Beienbach in Kurzform

350 Meter hoch gelegen, 312 Einwohner; mit ÖPNV nur sporadisch zu erreichen: Der letzte Bus fährt um 19.40 Uhr. Beienbacher ohne Auto sind also nicht mobil.

Bekanntester Einwohner: Henner Braach, Rinderzüchter und Milchbauer, Vorsitzender des Landwirtschaftlichen Kreisverbands Siegen-Wittgenstein und Vizepräsident des Westfälisch-Lippischen Landwirtschaftsverbands.  

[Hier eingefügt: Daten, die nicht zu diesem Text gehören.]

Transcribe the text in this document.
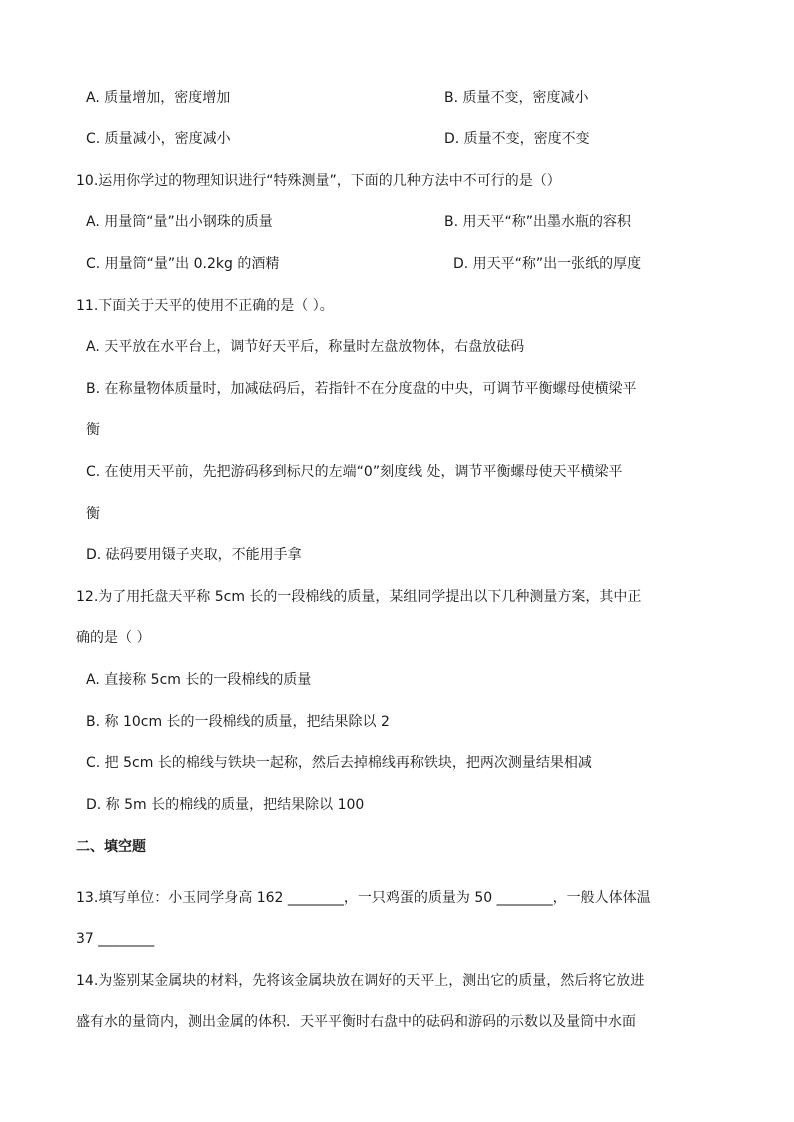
A. 质量增加，密度增加	B. 质量不变，密度减小
C. 质量减小，密度减小	D. 质量不变，密度不变
10.运用你学过的物理知识进行“特殊测量”，下面的几种方法中不可行的是（）
A. 用量筒“量”出小钢珠的质量	B. 用天平“称”出墨水瓶的容积
C. 用量筒“量”出 0.2kg 的酒精	D. 用天平“称”出一张纸的厚度
11.下面关于天平的使用不正确的是（ ）。
A. 天平放在水平台上，调节好天平后，称量时左盘放物体，右盘放砝码
B. 在称量物体质量时，加减砝码后，若指针不在分度盘的中央，可调节平衡螺母使横梁平
衡
C. 在使用天平前，先把游码移到标尺的左端“0”刻度线 处，调节平衡螺母使天平横梁平
衡
D. 砝码要用镊子夹取，不能用手拿
12.为了用托盘天平称 5cm 长的一段棉线的质量，某组同学提出以下几种测量方案，其中正
确的是（ ）
A. 直接称 5cm 长的一段棉线的质量
B. 称 10cm 长的一段棉线的质量，把结果除以 2
C. 把 5cm 长的棉线与铁块一起称，然后去掉棉线再称铁块，把两次测量结果相减
D. 称 5m 长的棉线的质量，把结果除以 100
二、填空题
13.填写单位：小玉同学身高 162 ________，一只鸡蛋的质量为 50 ________，一般人体体温
37 ________
14.为鉴别某金属块的材料，先将该金属块放在调好的天平上，测出它的质量，然后将它放进
盛有水的量筒内，测出金属的体积．天平平衡时右盘中的砝码和游码的示数以及量筒中水面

Netphen: In Beienbach kommt sogar regelmäßig ein Schneider ins Dorf

Durch vielerlei finanzielle Unterstützung, vor allem aber dank immenser Eigenleistung der Beienbacher, entstand aus dem nun nicht mehr gebrauchten Gebäude ein Dorfgemeinschaftshaus im wahrsten Sinne des Wortes: Aus dem Klassenzimmer (Rosel Flender: „Hier bin ich früher unterrichtet worden“) wurde ein Versammlungsraum, in angenehmen Farben und von Kunstwerken geschmückt, die die Frauen des Ortes gemalt haben. Der Raum wird mehrmals im Jahr auch als Ort für Gottesdienste genutzt, kann ansonsten für Feiern aller Art gebucht werden. Perfekt, denn eine professionelle Küche ist direkt nebenan. Im gemütlichen Thekenraum treffen sich die Beienbacher einmal pro Woche zum Klönen, Skatspielen, Kochen. Im Obergeschoss, der ehemaligen Lehrerwohnung, ist Platz für kleinere Besprechungen und Seminare. Nebenan in einer früheren Rumpelkammer stehen eine Werkbank und Staffeleien, gerne auch als Jugendtreff von der Qulturwerkstatt Deuz genutzt. „Unser Kreativraum“, sagt Godela Schöllnhammer, und Rosel Flender ist stolz, dass ihr Dorfgemeinschaftshaus „fast immer“ belegt ist. All das ist auch ein Grund, warum Beienbach vor einigen Jahren beim WDR-Wettbewerb „Das coolste Dorf Westfalens“ den Spitzenplatz erzielte.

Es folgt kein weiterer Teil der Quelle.